Earlier this year, CPS Energy formed a seven-member advisory committee to explore the possibility of the public utility moving from its current riverfront headquarters at 145 Navarro St. The objective is to find a new home, but also remain in the central business district.

Most of the submissions CPS Energy received in its initial request for interest are Texas-based firms offering either real estate for a new building or offering to construct one, according to Cassidy Turley, the Washington, D.C.-based firm handling the search.

“What we’re looking at right now is a cross spectrum of Texas-based firms,” said Frank McCafferty, an executive managing director at Cassidy Turley.

CPS Energy has declined to release the list of parties who responded to the city-owned utility’s informal request for information. The utility did say that the submissions will be shared with the advisory committee later this month. A more formal request for qualifications will be issued Oct. 8, and a request for proposals on Nov. 26, CPS Energy spokeswoman Lisa Lewis said.

“Really what (an RFI) is is you’re asking someone to respond back to you,” CPS Energy spokeswoman Lisa Lewis said. “What the opportunity is, what they own, who the team would be. Are there any encumbrances? It’s an information gathering stage. So you can determine if that is a viable option to move to the request for qualifications phase.”

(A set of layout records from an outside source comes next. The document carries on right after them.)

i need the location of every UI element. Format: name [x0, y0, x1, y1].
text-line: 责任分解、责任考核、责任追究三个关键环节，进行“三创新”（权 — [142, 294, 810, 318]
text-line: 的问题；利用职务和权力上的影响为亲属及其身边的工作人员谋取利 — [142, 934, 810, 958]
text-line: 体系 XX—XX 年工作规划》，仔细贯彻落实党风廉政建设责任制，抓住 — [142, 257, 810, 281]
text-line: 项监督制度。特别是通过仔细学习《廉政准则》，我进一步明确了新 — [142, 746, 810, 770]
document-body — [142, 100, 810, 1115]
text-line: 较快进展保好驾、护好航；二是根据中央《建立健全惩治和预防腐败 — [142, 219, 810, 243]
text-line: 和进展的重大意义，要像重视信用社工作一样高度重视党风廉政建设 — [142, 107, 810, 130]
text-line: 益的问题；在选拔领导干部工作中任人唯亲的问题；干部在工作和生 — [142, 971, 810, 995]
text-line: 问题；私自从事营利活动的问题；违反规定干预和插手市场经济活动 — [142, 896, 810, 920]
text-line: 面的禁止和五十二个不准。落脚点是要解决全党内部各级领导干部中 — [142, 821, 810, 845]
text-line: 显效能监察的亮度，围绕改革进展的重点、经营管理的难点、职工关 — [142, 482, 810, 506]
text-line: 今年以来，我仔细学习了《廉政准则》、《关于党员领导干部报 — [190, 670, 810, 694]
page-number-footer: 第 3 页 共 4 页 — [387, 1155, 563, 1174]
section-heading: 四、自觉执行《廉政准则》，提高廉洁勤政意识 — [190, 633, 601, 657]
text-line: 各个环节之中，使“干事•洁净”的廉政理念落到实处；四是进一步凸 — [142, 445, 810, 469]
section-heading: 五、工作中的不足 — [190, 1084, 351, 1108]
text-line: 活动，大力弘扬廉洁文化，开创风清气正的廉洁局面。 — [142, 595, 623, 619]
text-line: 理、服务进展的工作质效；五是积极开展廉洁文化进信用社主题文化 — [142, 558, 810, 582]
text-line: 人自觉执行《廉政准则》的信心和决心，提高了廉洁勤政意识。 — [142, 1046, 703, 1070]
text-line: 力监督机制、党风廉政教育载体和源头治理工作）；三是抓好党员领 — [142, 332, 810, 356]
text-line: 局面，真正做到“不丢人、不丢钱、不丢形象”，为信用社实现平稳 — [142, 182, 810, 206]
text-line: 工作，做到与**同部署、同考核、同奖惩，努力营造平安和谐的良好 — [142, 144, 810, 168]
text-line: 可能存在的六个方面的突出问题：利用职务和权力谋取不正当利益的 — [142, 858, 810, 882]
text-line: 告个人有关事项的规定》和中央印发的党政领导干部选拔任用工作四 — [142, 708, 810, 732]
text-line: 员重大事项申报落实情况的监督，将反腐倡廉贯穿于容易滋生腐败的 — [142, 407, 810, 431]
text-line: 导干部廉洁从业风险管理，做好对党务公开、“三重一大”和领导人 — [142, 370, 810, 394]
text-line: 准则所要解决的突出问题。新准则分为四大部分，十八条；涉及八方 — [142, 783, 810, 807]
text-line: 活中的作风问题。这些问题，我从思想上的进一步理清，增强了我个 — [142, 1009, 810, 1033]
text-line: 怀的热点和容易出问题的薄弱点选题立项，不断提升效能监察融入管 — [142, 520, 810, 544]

The short list of firms and groups will be compiled before the request for proposals is issued, and at that time the utility will release names, Lewis said.

Lewis said the utility is going to follow the process through, but that doesn’t necessarily mean CPS Energy will abandon its current digs.

“Even with proposals, we will evaluate the cost-benefit against staying put,” Lewis said.

In a meeting in spring, CPS Energy CEO Doyle Beneby told the San Antonio Express-News Editorial Board that he was adamant about keeping the new headquarters in the center city.

“Typically in major cities, (utility) headquarters are typically in the urban core,” Beneby told the Express-News in March. “So, I don’t think we should be any different. But that’s our preference, obviously. But certainly, I think, suburbia is off thetable.

“If we can ultimately make the best economic decision, in terms of our modeling, and at the same time … help the urban core, I kind of feel we should do that if we can.”

IF CPS Energy moved, it would free up prime real estate along the River Walk for potential redevelopment. Its current headquarters — two buildings consisting of roughly 200,000 square feet — houses 800 employees. It’s been there since 1954.